Chirality-induced spin current through spiral magnets

Spin-polarized current through helimagnets and the conductance modulation due to the chirality mismatch are studied numerically. The one-dimensional spiral magnet structure is obtained by taking into account the Dzyaloshinskii-Moriya interaction and the ferromagnetic interaction. Although the spiral magnetic structure consists of the $y\text{−}z$ components of the magnetization, the conduction electron through the spiral magnet is polarized in the $x$ direction, and its sign depends on the chirality of the spiral structure. We also investigate charge transport through the junction system consisting of two helimagnets. Similar to the giant magnetoresistance in the uniform ferromagnet, the conductance is reduced significantly by attaching the helimagnets with different chiralities. It is possible that our proposed mechanism can make use of the chirality measuring method by using electron transport and an alternative type of magnetoresistance using a topological property.

Figure 1

Schematic view of the helimagnet. (a) Left-handed system.
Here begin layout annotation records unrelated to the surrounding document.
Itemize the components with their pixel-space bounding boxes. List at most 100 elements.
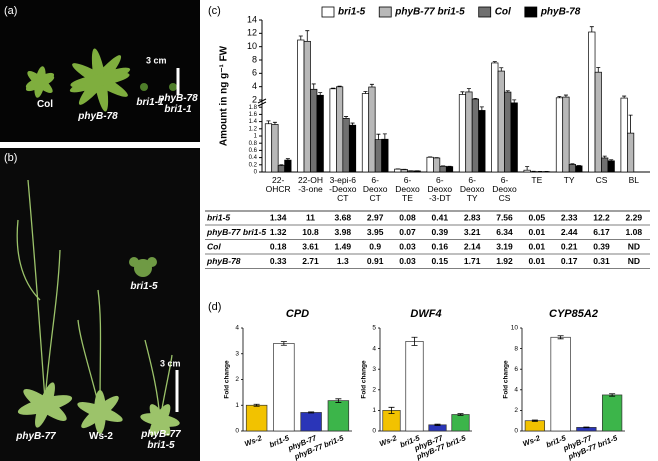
bar <box>277 165 285 173</box>
bar <box>620 97 628 173</box>
table-cell: 1.34 <box>270 212 287 222</box>
table-cell: ND <box>628 256 640 266</box>
bar <box>562 96 570 173</box>
y-tick-label: 6 <box>252 68 257 78</box>
y-tick-label: 2 <box>235 376 239 383</box>
y-tick-label: 1 <box>254 134 258 140</box>
y-tick-label: 1 <box>372 407 376 414</box>
bar <box>524 420 546 432</box>
table-cell: 3.19 <box>496 241 513 251</box>
error-bar <box>305 30 310 42</box>
error-bar <box>589 26 594 32</box>
bar <box>374 139 382 173</box>
table-cell: 0.9 <box>369 241 381 251</box>
y-tick-label: 6 <box>514 366 518 373</box>
bar <box>316 94 324 173</box>
bar <box>550 336 571 432</box>
table-cell: 0.01 <box>529 241 546 251</box>
bar <box>245 404 268 432</box>
error-bar <box>602 155 607 158</box>
table-cell: 3.68 <box>335 212 352 222</box>
table-cell: 1.92 <box>496 256 513 266</box>
y-tick-label: 0 <box>235 428 239 435</box>
y-tick-label: 1.2 <box>249 126 258 132</box>
error-bar <box>272 121 277 125</box>
bar <box>588 31 596 173</box>
row-label: Col <box>207 241 221 251</box>
bar <box>348 124 357 173</box>
chart-title: CPD <box>286 308 309 320</box>
y-tick-label: 4 <box>235 325 239 332</box>
plant-label: phyB-78 bri1-1 <box>158 93 198 115</box>
plant-label: phyB-77 bri1-5 <box>141 429 181 451</box>
y-tick-label: 0 <box>514 428 518 435</box>
error-bar <box>376 133 381 140</box>
bar <box>458 94 467 173</box>
error-bar <box>266 120 271 124</box>
table-cell: 1.3 <box>337 256 349 266</box>
error-bar <box>388 406 395 414</box>
bar <box>627 132 635 173</box>
row-label: phyB-78 <box>206 256 241 266</box>
bar <box>555 97 564 173</box>
bar <box>471 98 479 173</box>
bar <box>504 91 512 173</box>
bar <box>310 88 318 173</box>
y-tick-label: 4 <box>514 387 518 394</box>
y-axis-label: Amount in ng g⁻¹ FW <box>219 45 230 146</box>
y-tick-label: 10 <box>247 41 257 51</box>
bar <box>342 118 350 173</box>
table-cell: 11 <box>306 212 315 222</box>
legend-label: phyB-78 <box>540 7 581 18</box>
bar <box>497 70 505 173</box>
scale-label: 3 cm <box>146 55 167 65</box>
table-cell: 0.05 <box>529 212 546 222</box>
error-bar <box>337 85 342 87</box>
y-tick-label: 0.4 <box>249 155 258 161</box>
table-cell: 0.17 <box>561 256 578 266</box>
table-cell: 12.2 <box>593 212 610 222</box>
y-tick-label: 4 <box>252 81 257 91</box>
bar <box>336 86 344 173</box>
table-cell: 0.18 <box>270 241 287 251</box>
table-cell: ND <box>628 241 640 251</box>
table-cell: 7.56 <box>496 212 513 222</box>
error-bar <box>279 164 284 166</box>
table-cell: 3.21 <box>464 227 481 237</box>
y-tick-label: 12 <box>247 28 257 38</box>
error-bar <box>531 419 538 422</box>
bar <box>394 168 402 173</box>
table-cell: 2.71 <box>302 256 319 266</box>
table-cell: 2.29 <box>626 212 643 222</box>
table-cell: 0.31 <box>593 256 610 266</box>
legend-label: bri1-5 <box>338 7 366 18</box>
error-bar <box>382 133 387 140</box>
table-cell: 2.44 <box>561 227 578 237</box>
plants-a <box>25 48 177 112</box>
bar <box>510 102 518 173</box>
x-tick-label: 22- OHCR <box>265 175 291 194</box>
bar <box>264 123 273 173</box>
bar <box>523 169 531 173</box>
x-tick-label: 22-OH -3-one <box>297 175 324 194</box>
error-bar <box>479 106 484 111</box>
table-cell: 0.21 <box>561 241 578 251</box>
table-cell: 0.08 <box>399 212 416 222</box>
y-axis-label: Fold change <box>361 360 368 399</box>
bar <box>478 110 486 173</box>
panel-label: (a) <box>4 5 17 17</box>
table-cell: 0.15 <box>432 256 449 266</box>
bar <box>433 157 441 173</box>
bar <box>405 341 424 432</box>
error-bar <box>280 341 287 346</box>
x-tick-label: 6- Deoxo TY <box>459 175 485 203</box>
panel-label: (d) <box>208 301 221 313</box>
error-bar <box>308 411 315 414</box>
plant-label: phyB-78 <box>78 111 118 122</box>
bar <box>284 159 292 173</box>
error-bar <box>331 87 336 89</box>
y-tick-label: 10 <box>511 325 519 332</box>
plant-label: bri1-5 <box>130 281 158 292</box>
table-cell: 3.95 <box>367 227 384 237</box>
bar <box>439 165 447 173</box>
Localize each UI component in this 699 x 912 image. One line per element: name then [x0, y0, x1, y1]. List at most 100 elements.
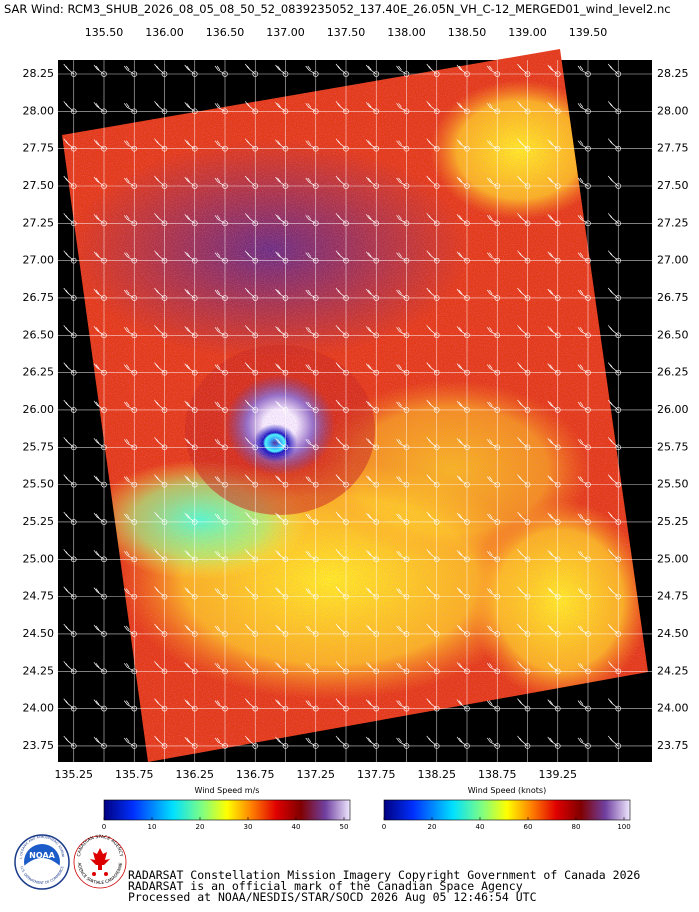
wind-barb — [486, 103, 498, 112]
lat-label-left: 27.25 — [23, 216, 55, 229]
wind-barb — [365, 475, 377, 485]
wind-barb — [335, 63, 347, 75]
wind-barb — [426, 138, 437, 149]
grid-node — [373, 593, 380, 600]
grid-node — [252, 108, 259, 115]
wind-barb — [214, 663, 226, 672]
wind-barb — [154, 325, 165, 336]
grid-node — [131, 481, 138, 488]
wind-barb — [396, 551, 407, 560]
wind-barb — [154, 362, 165, 373]
grid-node — [312, 743, 319, 749]
grid-node — [433, 407, 440, 413]
grid-node — [343, 71, 349, 77]
grid-node — [615, 183, 622, 189]
wind-barb — [93, 400, 105, 411]
lat-label-left: 25.25 — [23, 515, 55, 528]
wind-barb — [486, 663, 498, 672]
wind-barb — [365, 214, 377, 224]
wind-barb — [63, 474, 74, 485]
grid-node — [101, 295, 107, 301]
grid-node — [343, 743, 349, 749]
wind-barb — [184, 736, 195, 747]
grid-node — [373, 145, 380, 152]
grid-node — [101, 71, 107, 77]
grid-node — [252, 145, 259, 152]
wind-barb — [335, 623, 347, 635]
grid-node — [524, 71, 531, 77]
wind-barb — [184, 102, 195, 112]
wind-barb — [426, 735, 437, 747]
grid-node — [433, 257, 440, 264]
grid-node — [615, 743, 622, 749]
wind-barb — [335, 661, 347, 672]
wind-barb — [123, 103, 135, 112]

The chirality ($\lambda ={[\vec{M}\left(\vec{r}\right)\times \vec{M}(\vec{r}+\vec{x})]}_x$) is negative. (b) Right-handed system $(\lambda >0)$. The spatial period of the spiral structure is determined by the ratio between the strength of the DMI and the strength of the FM. For calculating transport properties, the conduction electrons propagate in the $x$ direction.

Figure 2

The spin polarization of the conduction electron $\left(P_x\right)$ through the helimagnet. $E_{\mathrm{F}}$ is the Fermi energy of the conduction electrons. For the positive value of the DMI, the helimagnet forms the right-handed system in the $y\text{−}z$ plane. The sign of $P_x$ is determined by the chirality of the helimagnet.

Figure 3

Wave-packet dynamics through the helimagnet. (a) The initial state ($t=0$) of the wave packet. (b) The wave packet at $t=100t_0$, where $t_0(=\hslash /V_0\sim 0.028$ ps) is the unit time of the calculation.

Figure 4

(a) Schematic view of the junction system. (b),(c) The conductance modulation $G_{\mathrm{RR}}-G_{\mathrm{RL}}$ by changing the chirality of the helimagnet in the junction system. The angle at the interface of the junction system is (a) $\theta =0$ and (b) $\theta =\pi$.

Figure 5

Wave-packet dynamics through the junction system at $t=100t_0$. The initial state is the same as that in Fig. 3. The wave packet is reflected at the interface of the junction system RHS/LHS.